3. cp -r /var/lib/puppet/ssl/ /tmp/sslbackup
4. rm -rf /var/lib/puppet/ssl/*
5. start puppet & rabbitmq on the appliance (Decoder) by entering "service rabbitmq-server start && service puppet start"
On SA Appliance:
1- check to see if signing request has been received by SA Server (puppet master service) by entering "puppet cert list"
[root@SA-Server ~]# puppet cert list
+ "1832d3c0-fab6-4abb-a706-e3f80fc9e98b" (SHA256) 4F:22:D3:A8:7C:BE:C8:DF:F5:FC:01:C1:CB:D6:A1:A6:EA:08:DF:24:EC:91:2C:67:1F:D5:4E:3F:F5:0E:E4:AF
Where "1832d3c0-fab6-4abb-a706-e3f80fc9e98b" NodeID you checked on Decoder in step 1.
2- Open SA UI -> Administration -> Appliances and press "Discover" on top of the device list.
SA should now show the Decoder.
Thanks for your post.
This is really helpful. In my lab scenario I am not able to add the newly deployed Log decoder into my RSA SA, and also after the discovery it was also not coming.
On the RSA SA Appliance, I am not able to see the node_id of log decoder, concentrator and esa, so when I run the "pupper cert list" on the sa server then I am not able to see the node_id of the log dec, con and esa.
But I am able to ping the sa server by puppetmaster.local on all the appliances.
[root@RSALD /]# ping puppetmaster.local
PING puppetmaster.local (192.168.1.100) 56(84) bytes of data.
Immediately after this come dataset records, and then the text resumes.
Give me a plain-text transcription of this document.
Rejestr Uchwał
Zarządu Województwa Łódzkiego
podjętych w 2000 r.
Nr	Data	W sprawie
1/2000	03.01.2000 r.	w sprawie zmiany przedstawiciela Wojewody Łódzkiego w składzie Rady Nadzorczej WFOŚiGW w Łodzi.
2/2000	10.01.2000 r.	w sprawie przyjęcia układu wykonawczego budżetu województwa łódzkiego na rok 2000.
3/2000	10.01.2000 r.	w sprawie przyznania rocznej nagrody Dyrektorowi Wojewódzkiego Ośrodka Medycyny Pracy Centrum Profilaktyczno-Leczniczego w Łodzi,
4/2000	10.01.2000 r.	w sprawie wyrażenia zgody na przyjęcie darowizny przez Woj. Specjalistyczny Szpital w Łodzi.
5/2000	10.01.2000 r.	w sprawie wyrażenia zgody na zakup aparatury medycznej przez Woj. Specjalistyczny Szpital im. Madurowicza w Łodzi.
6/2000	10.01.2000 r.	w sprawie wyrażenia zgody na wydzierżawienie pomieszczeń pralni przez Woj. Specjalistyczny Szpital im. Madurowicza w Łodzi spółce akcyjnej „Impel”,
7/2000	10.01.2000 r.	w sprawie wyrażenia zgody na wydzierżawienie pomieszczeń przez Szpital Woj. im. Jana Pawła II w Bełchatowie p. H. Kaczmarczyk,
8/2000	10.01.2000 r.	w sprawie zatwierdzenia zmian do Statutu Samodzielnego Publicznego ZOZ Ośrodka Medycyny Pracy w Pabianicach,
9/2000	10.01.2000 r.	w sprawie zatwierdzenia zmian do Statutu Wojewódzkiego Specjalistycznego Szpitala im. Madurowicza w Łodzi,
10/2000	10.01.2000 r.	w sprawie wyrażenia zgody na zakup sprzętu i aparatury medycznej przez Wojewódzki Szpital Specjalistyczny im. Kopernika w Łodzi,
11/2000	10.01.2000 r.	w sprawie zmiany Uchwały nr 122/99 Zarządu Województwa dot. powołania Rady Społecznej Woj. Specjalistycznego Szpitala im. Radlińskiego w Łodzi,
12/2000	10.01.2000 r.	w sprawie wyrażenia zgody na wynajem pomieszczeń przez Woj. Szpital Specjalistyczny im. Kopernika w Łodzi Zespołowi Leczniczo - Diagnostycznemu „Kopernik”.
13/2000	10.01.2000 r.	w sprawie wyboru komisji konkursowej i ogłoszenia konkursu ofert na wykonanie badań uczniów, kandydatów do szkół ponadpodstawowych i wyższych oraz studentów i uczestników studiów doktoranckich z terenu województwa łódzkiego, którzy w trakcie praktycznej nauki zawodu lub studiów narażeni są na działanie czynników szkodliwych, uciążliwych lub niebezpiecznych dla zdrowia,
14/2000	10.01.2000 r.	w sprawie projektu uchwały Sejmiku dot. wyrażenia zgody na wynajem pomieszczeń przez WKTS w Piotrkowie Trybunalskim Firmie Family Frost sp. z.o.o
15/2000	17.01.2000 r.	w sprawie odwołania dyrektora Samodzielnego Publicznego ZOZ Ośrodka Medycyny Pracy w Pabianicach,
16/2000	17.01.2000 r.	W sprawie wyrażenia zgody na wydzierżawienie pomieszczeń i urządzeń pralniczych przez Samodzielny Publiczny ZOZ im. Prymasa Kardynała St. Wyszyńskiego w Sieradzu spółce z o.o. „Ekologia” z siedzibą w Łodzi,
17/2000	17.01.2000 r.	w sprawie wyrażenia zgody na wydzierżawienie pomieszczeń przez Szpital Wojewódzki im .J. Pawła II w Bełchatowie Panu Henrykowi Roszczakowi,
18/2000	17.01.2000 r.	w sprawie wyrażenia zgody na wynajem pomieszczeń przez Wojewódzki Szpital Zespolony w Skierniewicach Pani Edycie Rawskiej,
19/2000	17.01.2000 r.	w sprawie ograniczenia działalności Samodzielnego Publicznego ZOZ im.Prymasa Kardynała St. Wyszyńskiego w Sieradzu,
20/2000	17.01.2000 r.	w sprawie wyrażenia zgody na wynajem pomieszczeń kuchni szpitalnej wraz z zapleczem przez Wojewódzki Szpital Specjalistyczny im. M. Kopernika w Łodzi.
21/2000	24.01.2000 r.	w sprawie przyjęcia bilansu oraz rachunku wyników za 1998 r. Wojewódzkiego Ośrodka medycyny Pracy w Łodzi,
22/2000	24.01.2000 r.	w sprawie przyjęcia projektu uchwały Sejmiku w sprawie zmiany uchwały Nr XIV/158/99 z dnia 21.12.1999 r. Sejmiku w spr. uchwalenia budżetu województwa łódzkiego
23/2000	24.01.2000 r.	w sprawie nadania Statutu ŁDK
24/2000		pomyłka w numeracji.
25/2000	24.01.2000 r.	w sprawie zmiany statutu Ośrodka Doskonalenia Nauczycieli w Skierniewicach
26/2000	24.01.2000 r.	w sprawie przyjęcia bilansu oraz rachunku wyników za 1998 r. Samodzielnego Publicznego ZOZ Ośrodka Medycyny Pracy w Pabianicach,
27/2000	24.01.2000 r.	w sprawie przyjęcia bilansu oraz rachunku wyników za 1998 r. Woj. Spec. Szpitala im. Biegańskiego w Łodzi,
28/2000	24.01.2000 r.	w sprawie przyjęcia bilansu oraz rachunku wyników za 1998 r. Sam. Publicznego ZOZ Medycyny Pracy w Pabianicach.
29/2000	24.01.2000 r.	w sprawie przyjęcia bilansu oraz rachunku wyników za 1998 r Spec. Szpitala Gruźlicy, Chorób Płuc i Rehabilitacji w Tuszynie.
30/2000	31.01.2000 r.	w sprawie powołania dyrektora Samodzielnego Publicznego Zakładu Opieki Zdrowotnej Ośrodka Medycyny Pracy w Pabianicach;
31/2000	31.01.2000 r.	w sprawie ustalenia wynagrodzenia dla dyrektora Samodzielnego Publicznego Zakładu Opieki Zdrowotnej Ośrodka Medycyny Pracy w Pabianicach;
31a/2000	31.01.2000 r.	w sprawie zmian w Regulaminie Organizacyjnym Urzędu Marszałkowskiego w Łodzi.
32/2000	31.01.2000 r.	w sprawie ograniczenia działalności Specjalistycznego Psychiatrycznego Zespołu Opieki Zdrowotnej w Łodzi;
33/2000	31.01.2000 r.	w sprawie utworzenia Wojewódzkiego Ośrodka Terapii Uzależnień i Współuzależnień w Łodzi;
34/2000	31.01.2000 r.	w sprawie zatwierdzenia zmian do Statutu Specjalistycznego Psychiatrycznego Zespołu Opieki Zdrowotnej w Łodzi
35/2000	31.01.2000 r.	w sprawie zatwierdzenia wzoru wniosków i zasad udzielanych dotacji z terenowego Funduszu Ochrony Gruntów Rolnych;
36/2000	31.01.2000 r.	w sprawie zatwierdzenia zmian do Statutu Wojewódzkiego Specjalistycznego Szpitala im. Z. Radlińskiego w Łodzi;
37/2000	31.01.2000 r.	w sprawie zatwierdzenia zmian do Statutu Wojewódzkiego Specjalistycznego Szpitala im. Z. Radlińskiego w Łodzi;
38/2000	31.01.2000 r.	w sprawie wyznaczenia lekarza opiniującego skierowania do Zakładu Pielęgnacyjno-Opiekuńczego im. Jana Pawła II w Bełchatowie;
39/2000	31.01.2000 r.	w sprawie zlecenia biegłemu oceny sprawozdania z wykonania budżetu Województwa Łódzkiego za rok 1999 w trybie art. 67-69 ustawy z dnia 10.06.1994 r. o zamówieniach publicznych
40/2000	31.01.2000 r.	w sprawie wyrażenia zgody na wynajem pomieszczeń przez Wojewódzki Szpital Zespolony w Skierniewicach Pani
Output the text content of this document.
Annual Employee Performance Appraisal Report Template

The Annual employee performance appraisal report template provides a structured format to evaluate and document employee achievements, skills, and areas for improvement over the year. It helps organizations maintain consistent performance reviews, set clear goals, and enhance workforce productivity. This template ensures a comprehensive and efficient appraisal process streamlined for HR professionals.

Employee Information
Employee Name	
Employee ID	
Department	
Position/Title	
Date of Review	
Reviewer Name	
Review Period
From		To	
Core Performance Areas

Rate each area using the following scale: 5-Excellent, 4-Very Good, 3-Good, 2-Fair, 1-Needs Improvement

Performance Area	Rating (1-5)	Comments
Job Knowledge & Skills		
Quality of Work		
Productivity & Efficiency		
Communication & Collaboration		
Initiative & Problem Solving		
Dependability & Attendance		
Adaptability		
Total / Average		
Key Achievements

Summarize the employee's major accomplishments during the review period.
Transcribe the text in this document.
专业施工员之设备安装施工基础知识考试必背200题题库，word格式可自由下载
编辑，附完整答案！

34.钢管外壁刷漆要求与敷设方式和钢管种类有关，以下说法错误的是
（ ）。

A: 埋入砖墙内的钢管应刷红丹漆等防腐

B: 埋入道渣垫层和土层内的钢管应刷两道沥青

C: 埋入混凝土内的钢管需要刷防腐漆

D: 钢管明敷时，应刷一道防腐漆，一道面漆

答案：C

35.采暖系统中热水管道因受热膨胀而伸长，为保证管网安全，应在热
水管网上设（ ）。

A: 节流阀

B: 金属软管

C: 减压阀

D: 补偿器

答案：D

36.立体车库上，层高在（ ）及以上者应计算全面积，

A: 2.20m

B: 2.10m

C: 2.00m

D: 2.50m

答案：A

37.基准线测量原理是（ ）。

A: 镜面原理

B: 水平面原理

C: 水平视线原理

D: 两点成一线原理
64 bytes from puppetmaster.local (192.168.1.100): icmp_seq=1 ttl=64 time=0.286 ms
64 bytes from puppetmaster.local (192.168.1.100): icmp_seq=2 ttl=64 time=0.391 ms
64 bytes from puppetmaster.local (192.168.1.100): icmp_seq=3 ttl=64 time=0.445 ms
64 bytes from puppetmaster.local (192.168.1.100): icmp_seq=4 ttl=64 time=0.275 ms
64 bytes from puppetmaster.local (192.168.1.100): icmp_seq=5 ttl=64 time=2.02 ms
64 bytes from puppetmaster.local (192.168.1.100): icmp_seq=6 ttl=64 time=15.3 ms
RSA SA Server IP Address : 192.168.1.100
Kindly suggest and help regarding the same. Thanks.
Hello Deepanshu ,
Command "puppet cert list" only lists the new certificate request. If you want to see all signed certificate , please use "puppet cert list -a" .
note: If you are re-adding a device to the same SA server , then you need to remove the old certificate from SA server. So if you want to re-add (re-Discover the node) you need to do all the steps I have mentioned in my previous comment and the following commands on the SA appliance (puppetmaster).
Before anything go to SA UI -> administration -> appliances and remove the appliance you want to re-discover. follow the steps in my previous comment till starting up the puppet service , then go to SA and find the old certificate :
puppet cert list -a
then remove the old certificate from SA server by :
puppet cert clean NodeID
Then go back to the Decoder and start the puppet service. Now you should be able to see the new certificate and it means SA should be able to discover it.